O «Império» anglo-americano está a encurralar-se num «declínio terminal», como afirma o filósofo francês Emmanual Todd. Por um lado, Trump está a tentar forçar a criação de um novo «Bretton Woods» para recriar a hegemonia do dólar através de ameaças, bravatas e tarifas – ou guerra, se necessário.

Todd acredita que, à medida que o império anglo-americano se desintegra, os EUA estão a atacar o mundo com fúria – e a devorar-se a si próprios através da tentativa de recolonizar as suas próprias colónias (ou seja, a Europa) para obter rápidos ganhos financeiros.

A visão de Trump de uma força militar americana imparável equivale a uma doutrina de dominação e submissão. Uma doutrina que contraria toda a narrativa anterior sobre os valores ocidentais. O que está claro é que esta mudança de política está «ligada» aos credos escatológicos judaicos e evangélicos. Partilha com os nacionalistas judeus a convicção de que eles também, em aliança com Trump, estão à beira de uma dominação quase universal:

«Esmagámos os projetos nucleares e balísticos do Irão — eles ainda estão lá, mas nós os recuperámos com a ajuda do presidente Trump», gaba-se Netanyahu. «Tínhamos uma aliança precisa, dentro da qual partilhávamos o fardo [com os EUA] e conseguimos neutralizar o Irão». Segundo Netanyahu, «Israel emergiu deste evento como a potência dominante no Médio Oriente, mas ainda temos algo a fazer – o que começou em Gaza será terminado em Gaza».

«Precisamos de “desradicalizar” Gaza – como foi feito na Alemanha após a Segunda Guerra Mundial ou no Japão». Netanyahu insistiu à Euronews. A submissão, no entanto, está a revelar-se difícil.

A «dominação» contínua dos EUA, no entanto, requer ataques em múltiplas direções, porque a guerra unidirecional contra a Rússia — que deveria proporcionar ao mundo uma lição prática sobre a «arte» da dominação anglo-sionista — falhou inesperadamente. E agora o tempo está a esgotar-se para a crise do défice e da dívida dos EUA.

O urso russo.

Isto — embora articulado como o desejo trumpiano de domínio — também está a lançar impulsos niilistas para a guerra e, ao mesmo tempo, a fraturar as estruturas ocidentais. Tensões amargas estão a surgir em todo o mundo. O panorama geral é que a Rússia viu o que estava para acontecer:   a cimeira do Alasca não deu frutos; Trump não está seriamente interessado em reformular as relações com Moscovo.

A expectativa em Moscovo agora está inclinada para a escalada dos EUA na Ucrânia; um ataque mais devastador ao Irão; ou alguma ação punitiva e performática na Venezuela — ou ambos. A equipa de Trump parece estar a se entusiasmar psicologicamente.

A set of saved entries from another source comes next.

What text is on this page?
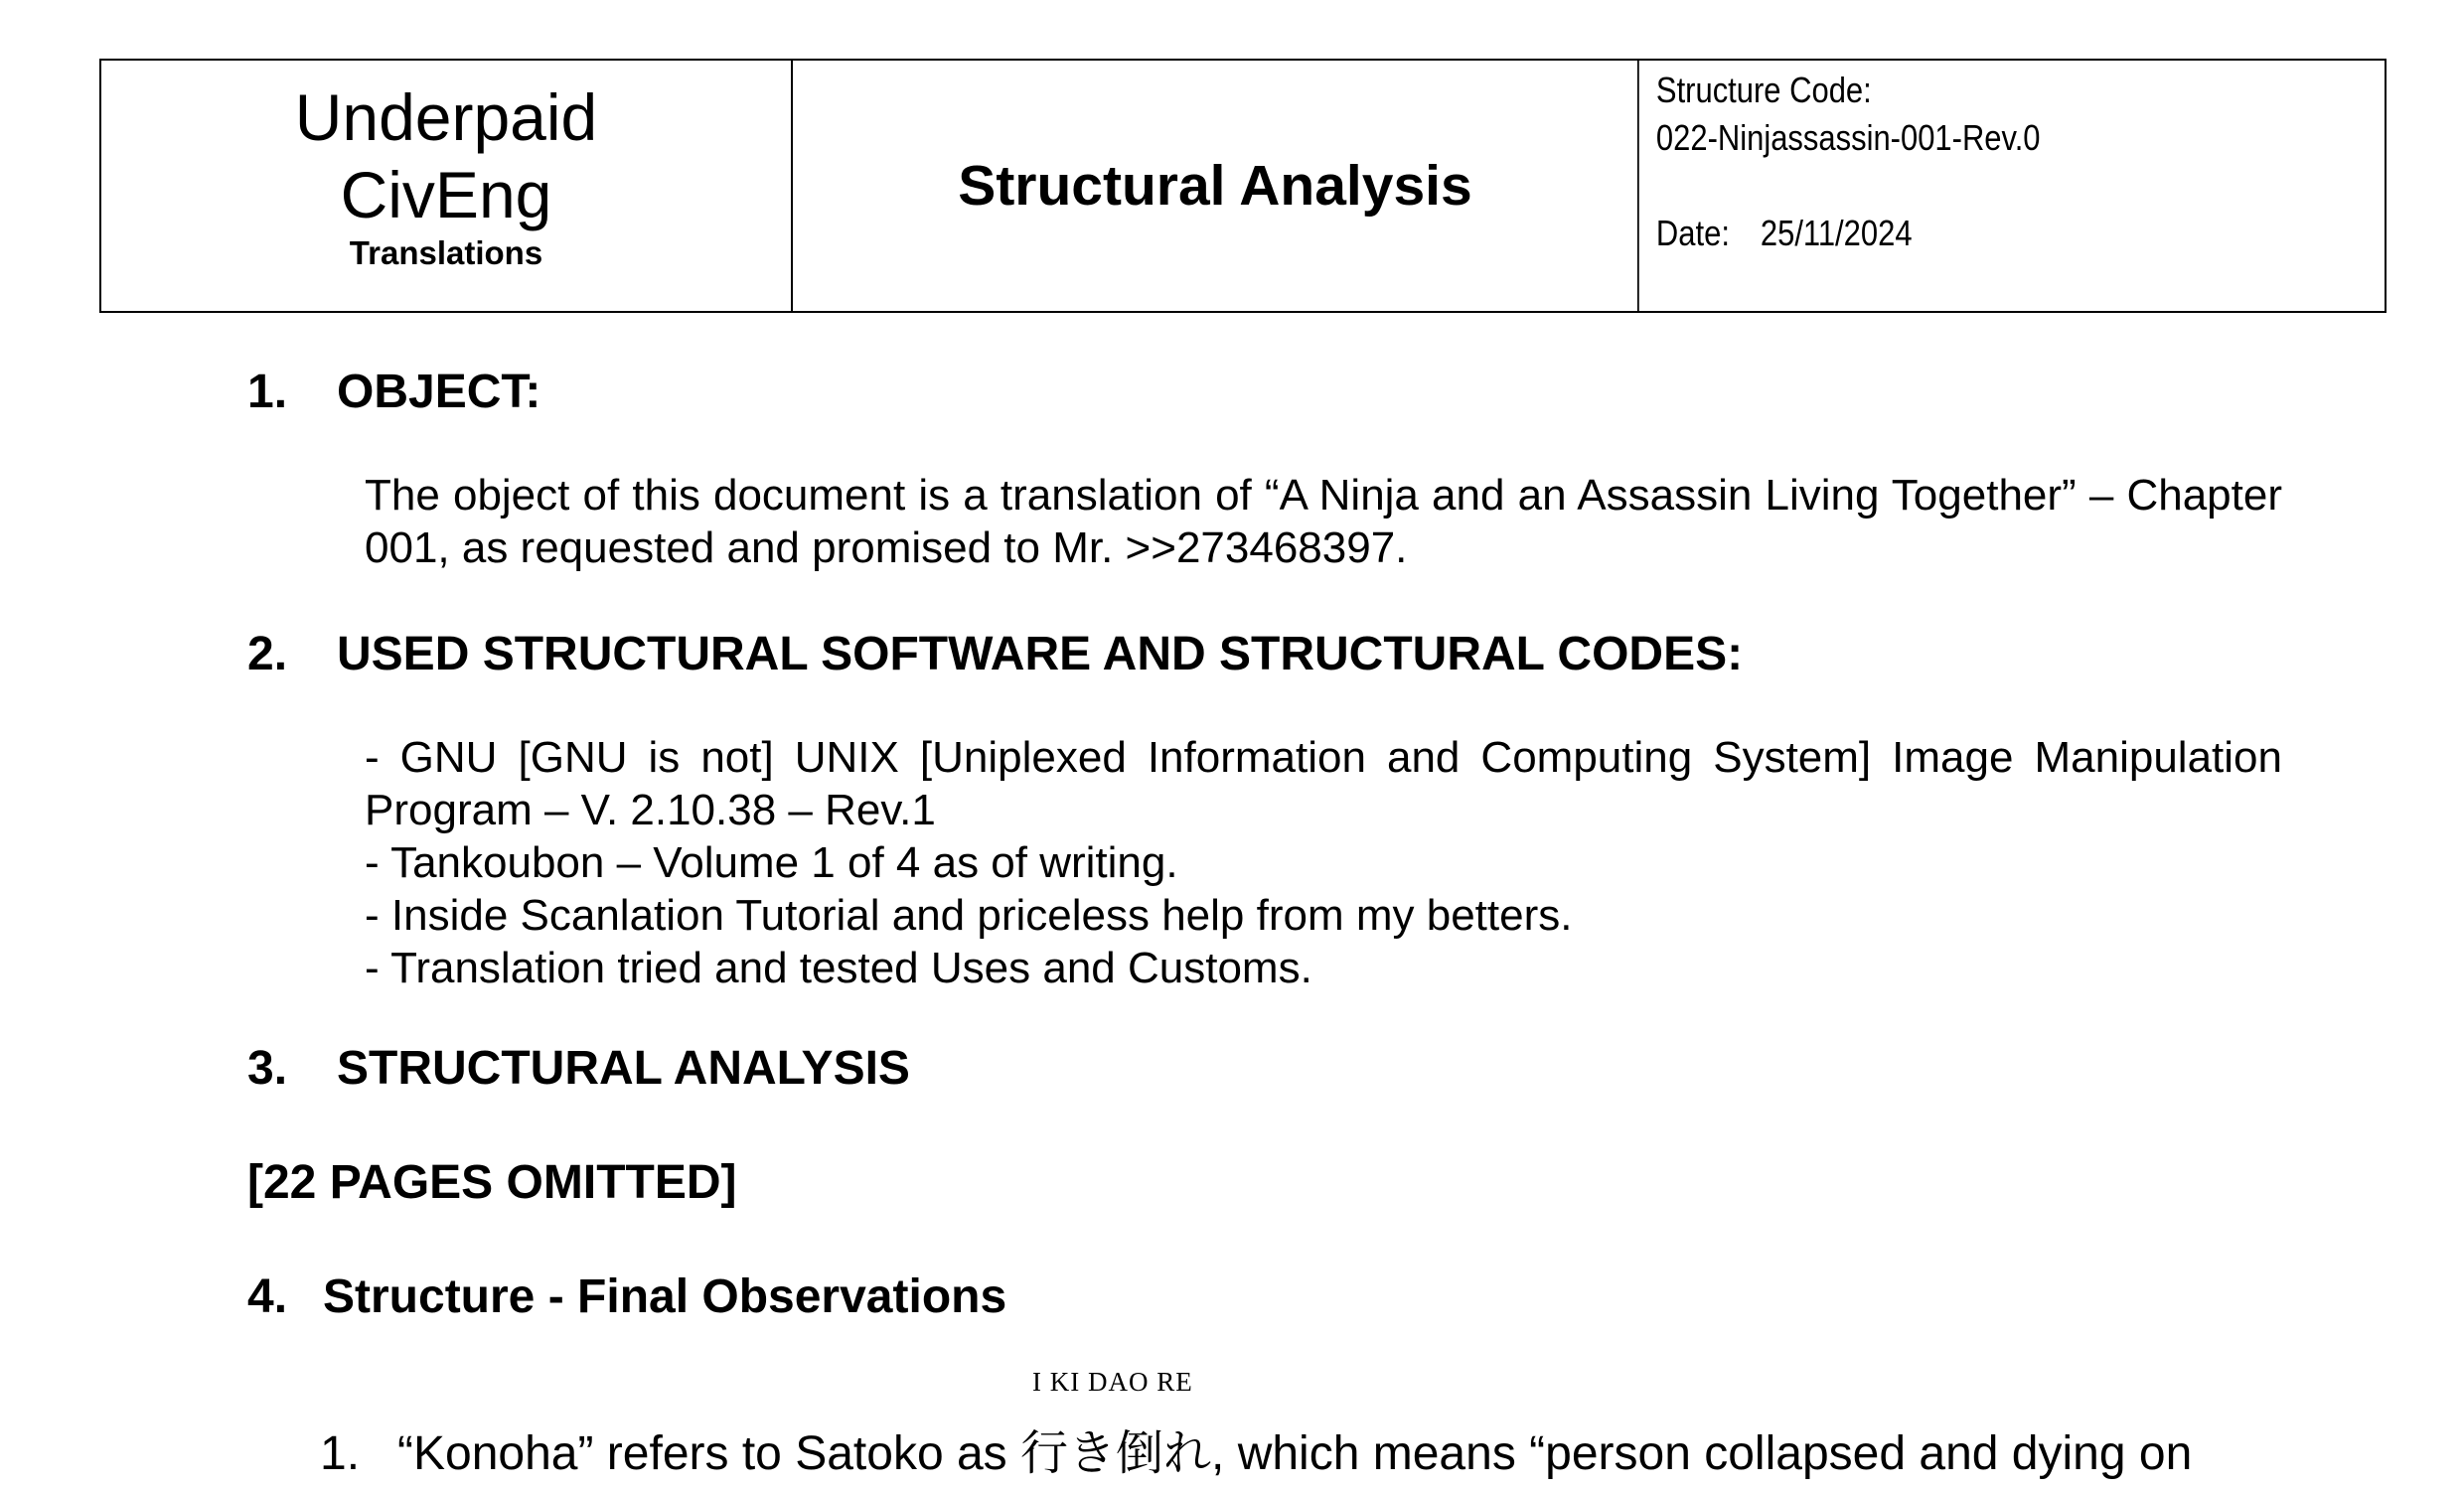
Underpaid
CivEng
Translations
Structural Analysis
Structure Code:
022-Ninjassassin-001-Rev.0
Date: 25/11/2024
1. OBJECT:
The object of this document is a translation of “A Ninja and an Assassin Living Together” – Chapter 001, as requested and promised to Mr. >>273468397.
2. USED STRUCTURAL SOFTWARE AND STRUCTURAL CODES:
- GNU [GNU is not] UNIX [Uniplexed Information and Computing System] Image Manipulation Program – V. 2.10.38 – Rev.1
- Tankoubon – Volume 1 of 4 as of writing.
- Inside Scanlation Tutorial and priceless help from my betters.
- Translation tried and tested Uses and Customs.
3. STRUCTURAL ANALYSIS
[22 PAGES OMITTED]
4. Structure - Final Observations
1. “Konoha” refers to Satoko as
I KI DAO RE
行き倒れ, which means “person collapsed and dying on
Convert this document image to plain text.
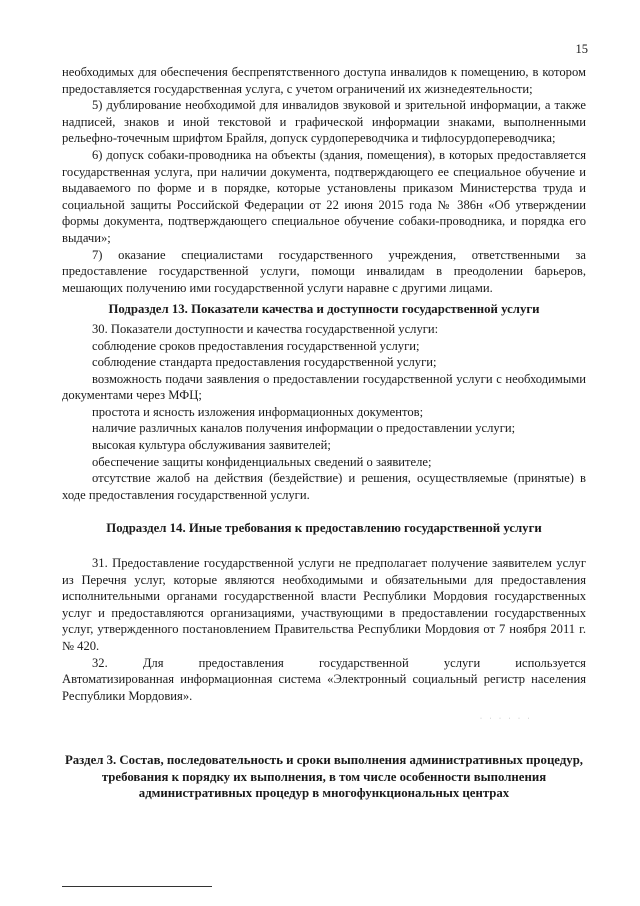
15

необходимых для обеспечения беспрепятственного доступа инвалидов к помещению, в котором предоставляется государственная услуга, с учетом ограничений их жизнедеятельности;

5) дублирование необходимой для инвалидов звуковой и зрительной информации, а также надписей, знаков и иной текстовой и графической информации знаками, выполненными рельефно-точечным шрифтом Брайля, допуск сурдопереводчика и тифлосурдопереводчика;

6) допуск собаки-проводника на объекты (здания, помещения), в которых предоставляется государственная услуга, при наличии документа, подтверждающего ее специальное обучение и выдаваемого по форме и в порядке, которые установлены приказом Министерства труда и социальной защиты Российской Федерации от 22 июня 2015 года № 386н «Об утверждении формы документа, подтверждающего специальное обучение собаки-проводника, и порядка его выдачи»;

7) оказание специалистами государственного учреждения, ответственными за предоставление государственной услуги, помощи инвалидам в преодолении барьеров, мешающих получению ими государственной услуги наравне с другими лицами.

Подраздел 13. Показатели качества и доступности государственной услуги

30. Показатели доступности и качества государственной услуги:

соблюдение сроков предоставления государственной услуги;

соблюдение стандарта предоставления государственной услуги;

возможность подачи заявления о предоставлении государственной услуги с необходимыми документами через МФЦ;

простота и ясность изложения информационных документов;

наличие различных каналов получения информации о предоставлении услуги;

высокая культура обслуживания заявителей;

обеспечение защиты конфиденциальных сведений о заявителе;

отсутствие жалоб на действия (бездействие) и решения, осуществляемые (принятые) в ходе предоставления государственной услуги.

Подраздел 14. Иные требования к предоставлению государственной услуги

31. Предоставление государственной услуги не предполагает получение заявителем услуг из Перечня услуг, которые являются необходимыми и обязательными для предоставления исполнительными органами государственной власти Республики Мордовия государственных услуг и предоставляются организациями, участвующими в предоставлении государственных услуг, утвержденного постановлением Правительства Республики Мордовия от 7 ноября 2011 г. № 420.

32.	Для	предоставления	государственной	услуги	используется

Автоматизированная информационная система «Электронный социальный регистр населения Республики Мордовия».

· · · · · ·
Раздел 3. Состав, последовательность и сроки выполнения административных процедур, требования к порядку их выполнения, в том числе особенности выполнения административных процедур в многофункциональных центрах
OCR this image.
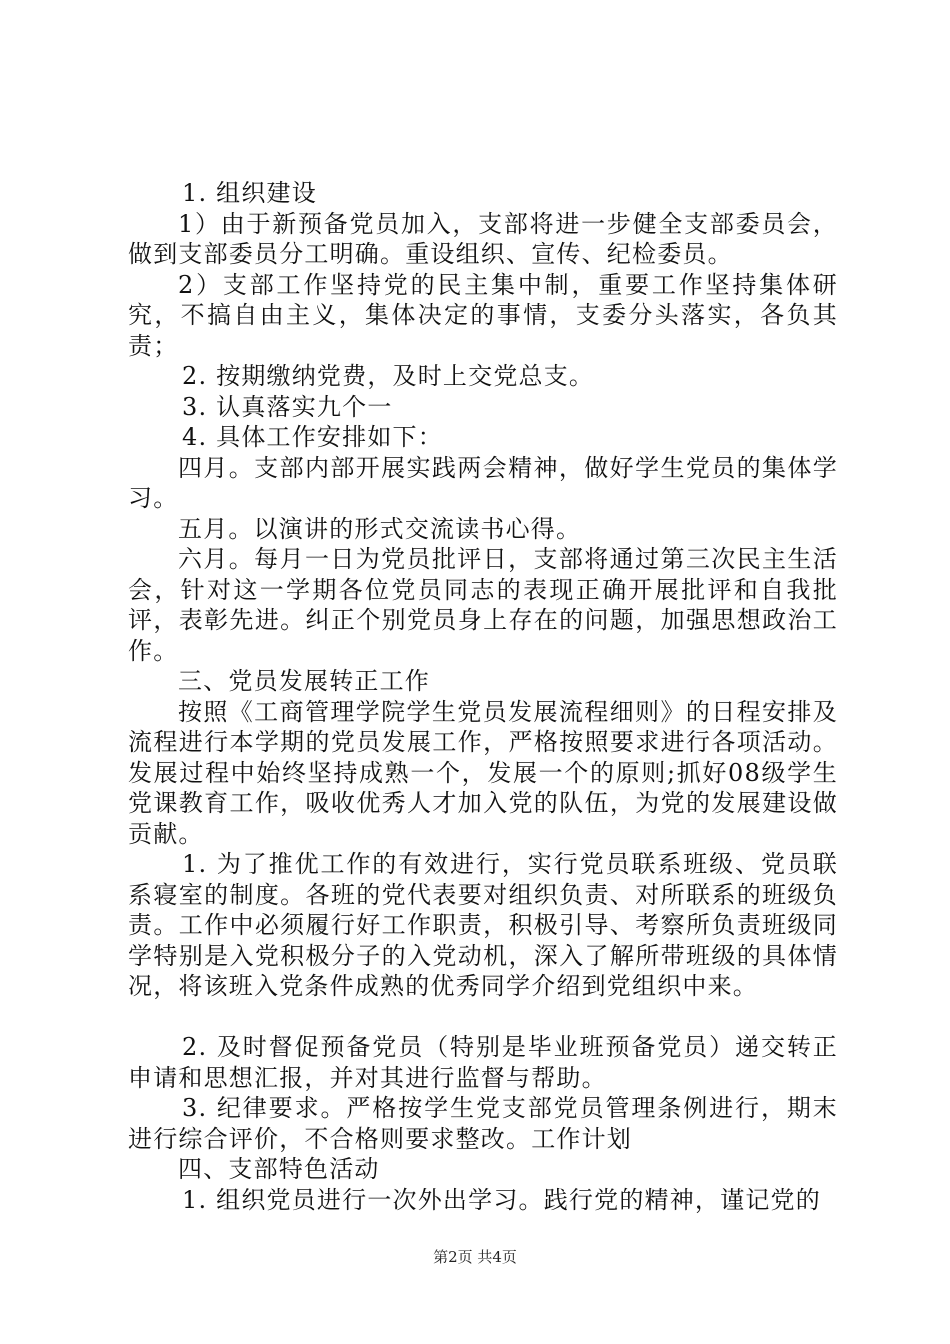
1. 组织建设

1）由于新预备党员加入，支部将进一步健全支部委员会，做到支部委员分工明确。重设组织、宣传、纪检委员。

2）支部工作坚持党的民主集中制，重要工作坚持集体研究，不搞自由主义，集体决定的事情，支委分头落实，各负其责；

2. 按期缴纳党费，及时上交党总支。

3. 认真落实九个一

4. 具体工作安排如下：

四月。支部内部开展实践两会精神，做好学生党员的集体学习。

五月。以演讲的形式交流读书心得。

六月。每月一日为党员批评日，支部将通过第三次民主生活会，针对这一学期各位党员同志的表现正确开展批评和自我批评，表彰先进。纠正个别党员身上存在的问题，加强思想政治工作。

三、党员发展转正工作

按照《工商管理学院学生党员发展流程细则》的日程安排及流程进行本学期的党员发展工作，严格按照要求进行各项活动。发展过程中始终坚持成熟一个，发展一个的原则;抓好08级学生党课教育工作，吸收优秀人才加入党的队伍，为党的发展建设做贡献。

1. 为了推优工作的有效进行，实行党员联系班级、党员联系寝室的制度。各班的党代表要对组织负责、对所联系的班级负责。工作中必须履行好工作职责，积极引导、考察所负责班级同学特别是入党积极分子的入党动机，深入了解所带班级的具体情况，将该班入党条件成熟的优秀同学介绍到党组织中来。

2. 及时督促预备党员（特别是毕业班预备党员）递交转正申请和思想汇报，并对其进行监督与帮助。

3. 纪律要求。严格按学生党支部党员管理条例进行，期末进行综合评价，不合格则要求整改。工作计划

四、支部特色活动

1. 组织党员进行一次外出学习。践行党的精神，谨记党的

第2页 共4页
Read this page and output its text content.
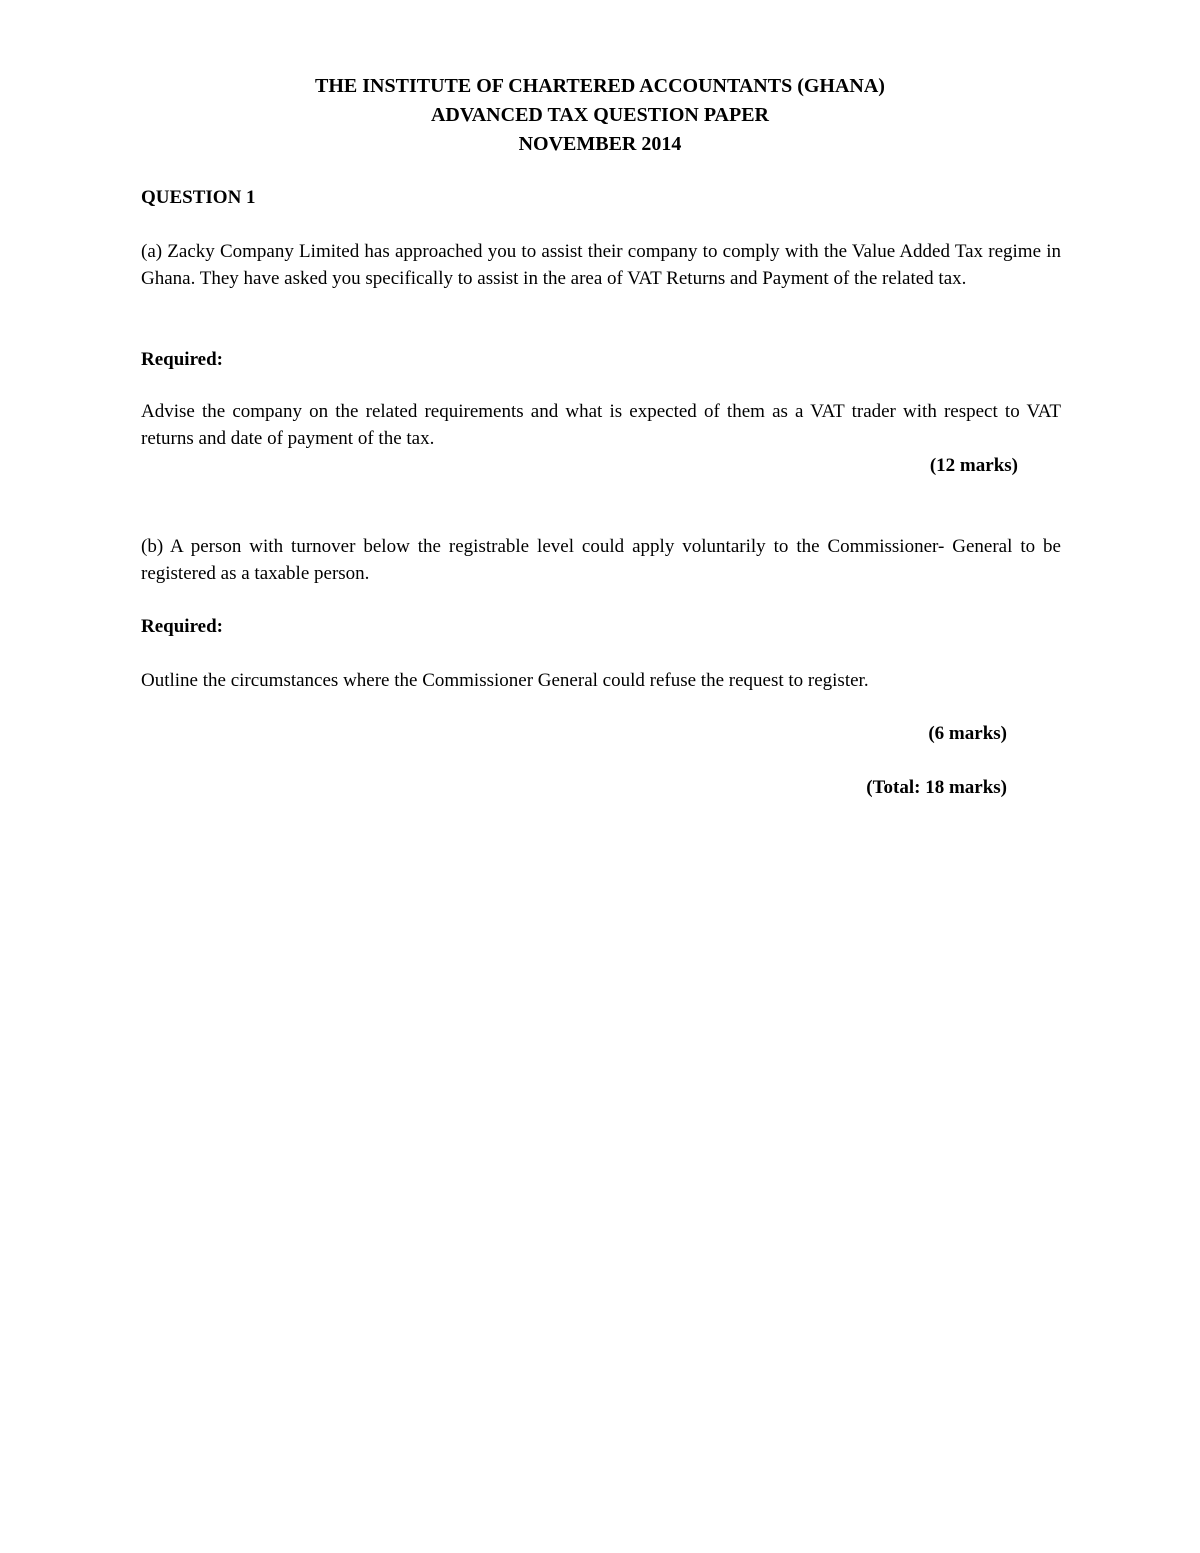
THE INSTITUTE OF CHARTERED ACCOUNTANTS (GHANA)
ADVANCED TAX QUESTION PAPER
NOVEMBER 2014
QUESTION 1
(a) Zacky Company Limited has approached you to assist their company to comply with the Value Added Tax regime in Ghana. They have asked you specifically to assist in the area of VAT Returns and Payment of the related tax.
Required:
Advise the company on the related requirements and what is expected of them as a VAT trader with respect to VAT returns and date of payment of the tax.
(12 marks)
(b) A person with turnover below the registrable level could apply voluntarily to the Commissioner- General to be registered as a taxable person.
Required:
Outline the circumstances where the Commissioner General could refuse the request to register.
(6 marks)
(Total: 18 marks)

Os oligarcas judeus e a ala direita do gabinete em Israel, neste quadro emergente, precisam existencialmente que os Estados Unidos continuem a ser uma potência militar hegemónica temida (tal como Trump promete). Sem o bastão militar «imparável» dos Estados Unidos e sem a centralidade do uso do dólar no comércio, a supremacia judaica torna-se nada mais do que uma quimera escatológica.

Uma crise de desdolarização ou uma explosão do mercado de títulos – justaposta à ascensão da China, da Rússia e dos BRICS – torna-se uma ameaça existencial à «fantasia» supremacista.

Em julho de 2025, Trump disse ao seu gabinete: «Os BRICS foram criados para nos prejudicar; os BRICS foram criados para degenerar o nosso dólar e tirar o nosso dólar ... como padrão».

Então, o que vem a seguir? Claramente, o objetivo inicial dos EUA e de israelense é «marcar» a psique do Hamas com a derrota; e, se não houver uma expressão visível de submissão total, o objetivo geral provavelmente será expulsar todos os palestinianos de Gaza e instalar colonos judeus em seu lugar.

O ministro israelense Smotrich – há alguns anos – argumentou que o deslocamento completo da população palestiniana e árabe não submissa só seria finalmente alcançado durante «uma grande crise ou uma grande guerra» – como ocorreu em 1948, quando 800 000 palestinianos foram expulsos de suas casas. Mas hoje, apesar dos dois anos de massacres, os palestinianos não fugiram nem se submeteram.

Assim, Israel, apesar de Netanyahu se gabar de ter esmagado o Hamas, ainda não derrotou os palestinos em Gaza – e alguns meios de comunicação hebraicos estão a chamar o Acordo de Sharm el-Sheik de «uma derrota para Israel».

As ambições de Netanyahu e da direita israelense não se limitam a Gaza. Elas vão muito além – procuram estabelecer um Estado em toda a «Terra de Israel», ou seja, a Grande Israel. A sua definição deste projeto colonial é ambígua, mas é provável que queiram o sul do Líbano até ao rio Litani; provavelmente a maior parte do sul da Síria (até Damasco); partes do Sinai; e talvez partes da Cisjordânia, que agora pertencem à Jordânia.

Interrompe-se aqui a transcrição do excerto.